Apalagi, saat ini banyak konten hoax yang sengaja dibuat untuk memecah belah umat. Penelitian van der Bilt, Universitas Tennessee membuktikan bahwa berita hoax akan mulai dipercaya apabila kerap dibagikan. Lambat laun berita ini akan mempengaruhi opini publik. Berita hoax juga sangat rentan digunakan oleh oknum yang tak bertanggung jawab untuk sarana mengadu domba, bahkan perang saudara. Belum lagi berbagai konten tak mendidik yang membawa pada degradasi moral generasi bangsa. Banyak pelajar kita ikut-ikutan tawuran dan melakukan kekerasan lantaran meniru informasi sesat di internet atau menonton acara TV.

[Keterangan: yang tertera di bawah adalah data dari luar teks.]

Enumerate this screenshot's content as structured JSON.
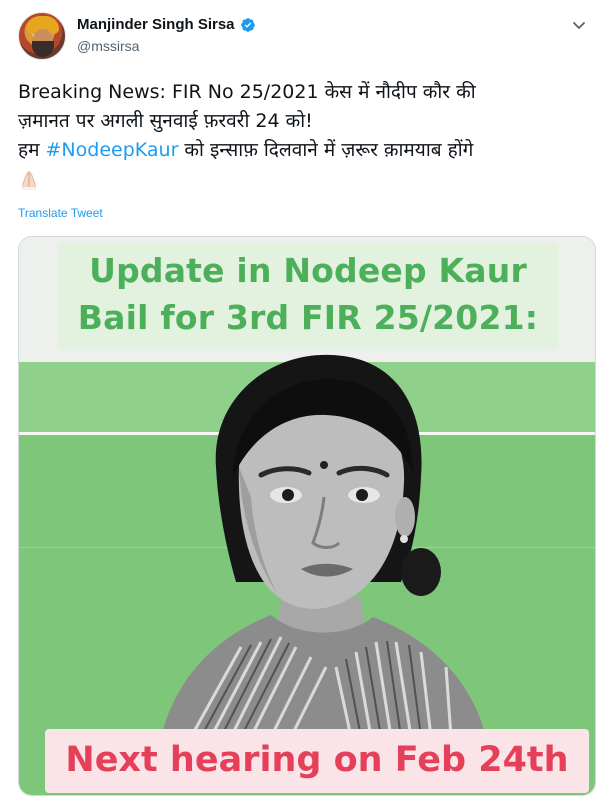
{
  "author": {
    "display_name": "Manjinder Singh Sirsa",
    "handle": "@mssirsa",
    "verified": true,
    "avatar_icon": "avatar-photo"
  },
  "tweet": {
    "line1": "Breaking News: FIR No 25/2021 केस में नौदीप कौर की",
    "line2": "ज़मानत पर अगली सुनवाई फ़रवरी 24 को!",
    "line3_prefix": "हम ",
    "hashtag": "#NodeepKaur",
    "line3_suffix": " को इन्साफ़ दिलवाने में ज़रूर क़ामयाब होंगे",
    "emoji": "folded-hands-emoji"
  },
  "translate_label": "Translate Tweet",
  "media": {
    "headline_line1": "Update in Nodeep Kaur",
    "headline_line2": "Bail for 3rd FIR 25/2021:",
    "footer_text": "Next hearing on Feb 24th",
    "colors": {
      "headline_green": "#4cb05a",
      "background_green": "#7dc67a",
      "footer_red": "#e5405a",
      "footer_bg": "#fbe4e8"
    }
  },
  "colors": {
    "link_blue": "#1d9bf0",
    "text": "#0f1419",
    "secondary": "#536471"
  }
}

Berbagai konten tindakan anti-perdamaian ini tentu harus diberantas tyuntas sampai ke akar-akarnya, supaya kebhinekaan tetap terjaga. Masyarakat sebagai konsumen informasi di dunia maya perlu dibina literasi medianya. Sosialisasi atau pembinaan terkait antisipasi permusuhan dan gerakan cinta damai harus selalu digencarkan kepada seluru lapisan masyarakat.

Pendidikan literasi cinta damai penting bagi masyarakat dalam mengakses, menganalisis, mengevaluasi, dan memproteksi diri dari informasi yang dapat mengundang keresahan, bahkan perpecahan suku ataupun golongan. Sudah saatnya masyarakat Indonesia mampu menjadi generasi digital native yang cerdas dalam mengakses informasi di jagad maya. Jangan terlalu gegabah dan tidak asal share informasi yang mengandung konten anti-kebhinekaan.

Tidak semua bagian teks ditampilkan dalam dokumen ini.